Chaplain (Col.) Keith Travis, chaplain team leader for the Southern Baptist Convention's North American Mission Board, said after the Senate vote, "Our primary concern is that our chaplains be allowed to counsel and teach using Scripture in its entirety. It will be interesting to see how the military will balance this new policy with religious freedom."
Christian legal organizations already have promised to defend any chaplains who encounter problems.
Tony Perkins, president of Family Research Council (FRC), said Dec. 21 he already has spoken with congressional leaders about implementing oversight procedures to minimize the effects of the repeal.
"We want to ensure that the Pentagon is monitoring the effect of this radical change on the men and women in harm's way," Perkins said in a written statement. "One way to do that is demanding specific measurables -- like tracking the sexual assaults, dips in recruitment and retention, combat distractions, and more."
Advocates for homosexual rights applauded the bill's signing.
Rea Carey, executive director of the National Gay and Lesbian Task Force, called it "a tremendous victory."
"This cannot happen fast enough," Carey said in a written statement. "We thank President Obama for signing this critical legislation and now call upon him as commander in chief, and his top military leaders, to swiftly lead us through to full implementation."
For Carey and her allies, their hope is that repeal of Don't Ask, Don't Tell is another step toward the gaining of rights in other areas -- including marriage.
"If you can fight and die for your country, there's absolutely no reason why you can't be granted the full set of rights" others hold, including the opportunity to marry a homosexual partner, said Fred Sainz of the Human Rights Campaign (HRC), according to The Washington Post. "Americans will deduce that on their own.
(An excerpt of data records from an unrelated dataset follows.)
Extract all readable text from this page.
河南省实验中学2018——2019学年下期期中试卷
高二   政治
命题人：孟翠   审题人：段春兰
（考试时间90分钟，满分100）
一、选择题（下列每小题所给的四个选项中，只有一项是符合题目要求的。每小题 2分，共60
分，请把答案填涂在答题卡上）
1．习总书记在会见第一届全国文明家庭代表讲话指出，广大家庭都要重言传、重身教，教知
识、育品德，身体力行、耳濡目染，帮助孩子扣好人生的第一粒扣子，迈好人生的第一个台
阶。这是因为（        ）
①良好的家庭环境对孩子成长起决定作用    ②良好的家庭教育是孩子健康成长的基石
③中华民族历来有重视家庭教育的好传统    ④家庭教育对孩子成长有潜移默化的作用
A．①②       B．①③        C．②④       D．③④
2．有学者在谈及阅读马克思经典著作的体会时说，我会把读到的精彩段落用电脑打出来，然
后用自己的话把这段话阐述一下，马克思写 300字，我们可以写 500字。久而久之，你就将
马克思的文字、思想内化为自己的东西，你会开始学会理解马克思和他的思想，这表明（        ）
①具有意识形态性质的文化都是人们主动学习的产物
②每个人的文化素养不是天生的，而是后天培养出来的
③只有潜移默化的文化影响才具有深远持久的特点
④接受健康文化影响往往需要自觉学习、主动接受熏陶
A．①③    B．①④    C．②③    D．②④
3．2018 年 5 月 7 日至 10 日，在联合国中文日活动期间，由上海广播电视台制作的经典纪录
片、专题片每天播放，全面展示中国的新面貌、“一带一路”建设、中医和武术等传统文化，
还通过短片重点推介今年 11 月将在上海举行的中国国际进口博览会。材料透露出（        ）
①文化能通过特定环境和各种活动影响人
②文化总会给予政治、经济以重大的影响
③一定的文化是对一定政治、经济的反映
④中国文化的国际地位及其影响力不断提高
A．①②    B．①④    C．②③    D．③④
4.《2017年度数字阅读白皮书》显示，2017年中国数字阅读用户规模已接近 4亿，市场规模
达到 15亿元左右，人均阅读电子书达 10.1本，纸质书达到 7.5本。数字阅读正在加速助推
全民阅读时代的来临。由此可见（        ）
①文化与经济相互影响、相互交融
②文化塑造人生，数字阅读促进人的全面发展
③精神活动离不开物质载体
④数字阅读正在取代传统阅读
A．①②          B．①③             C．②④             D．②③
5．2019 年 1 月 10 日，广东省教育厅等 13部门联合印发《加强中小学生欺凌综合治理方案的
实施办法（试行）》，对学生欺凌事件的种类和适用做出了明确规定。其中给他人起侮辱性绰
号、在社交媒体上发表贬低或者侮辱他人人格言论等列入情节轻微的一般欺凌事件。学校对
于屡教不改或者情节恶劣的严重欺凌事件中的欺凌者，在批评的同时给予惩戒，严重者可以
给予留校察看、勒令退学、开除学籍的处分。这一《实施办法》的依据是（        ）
We won't have to say a thing."
HRC is the country's largest political organization working for rights for homosexuals, bisexuals and transgender people.
Obama, who pledged during the 2008 election campaign to rescind the ban, called on Congress during his January State of the Union speech to reverse the policy, and the Pentagon studied the issue for 10 months before releasing a much-debated survey Nov. 30. Foes of Don't Ask, Don't Tell rushed to pass the bill during the lame duck session after Republicans -- most of whom supported the 1993 law -- made significant gains in the November elections. New legislators will be sworn in Jan. 5.
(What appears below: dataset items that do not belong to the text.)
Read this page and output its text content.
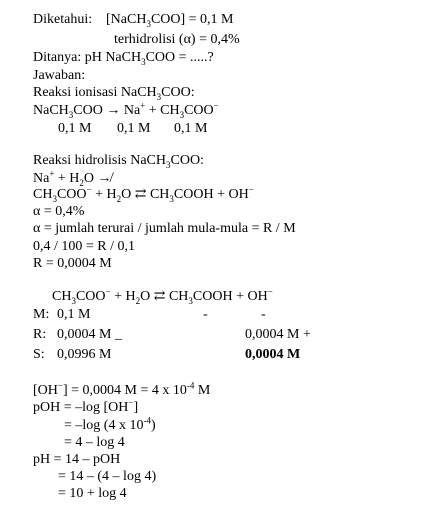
Diketahui: [NaCH$_3$COO] = 0,1 M
terhidrolisi (α) = 0,4%
Ditanya: pH NaCH$_3$COO = .....?
Jawaban:
Reaksi ionisasi NaCH$_3$COO:
NaCH$_3$COO → $Na^+ + CH_3COO^-$
0,1 M 0,1 M 0,1 M
Reaksi hidrolisis NaCH$_3$COO:
$Na^+ + H_2O$ ↛
$CH_3COO^- + H_2O$ ⇄ $CH_3COOH + OH^-$
α = 0,4%
α = jumlah terurai / jumlah mula-mula = R / M
0,4 / 100 = R / 0,1
R = 0,0004 M
$CH_3COO^- + H_2O$ ⇄ $CH_3COOH + OH^-$
M: 0,1 M	-	-
R: 0,0004 M _	0,0004 M +
S: 0,0996 M	0,0004 M
[OH−] = 0,0004 M = 4 x $10^{-4}$ M
pOH = –log [OH−]
= –log (4 x $10^{-4}$)
= 4 – log 4
pH = 14 – pOH
= 14 – (4 – log 4)
= 10 + log 4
The Pentagon's survey of military personnel found significant resistance to a repeal from those serving on the front lines. For example, among those in the Marine combat arms and Army combat arms, 57 percent and 47 percent, respectively, said having an openly homosexual person would negatively impact "how service members in your immediate unit work together to get the job done."
More than a third of Marines (38.1 percent) and nearly a fourth of all personnel (23.7 percent) said they would either leave the military or think about doing so earlier than planned if the policy is reversed. That number jumped to 48 percent for Marines on the front lines.
In his Dec. 17 letter to Obama, Land urged the president to be guided by his Christian faith on the issue.
"We believe it to be contrary to Scripture to commend open homosexual relationships in general, including within the military ranks," Land told the president. "Our nation has moved from God in so many ways and we are deeply concerned that an increasingly affirming policy toward homosexual behavior will provide further impetus for God's judgment on our nation."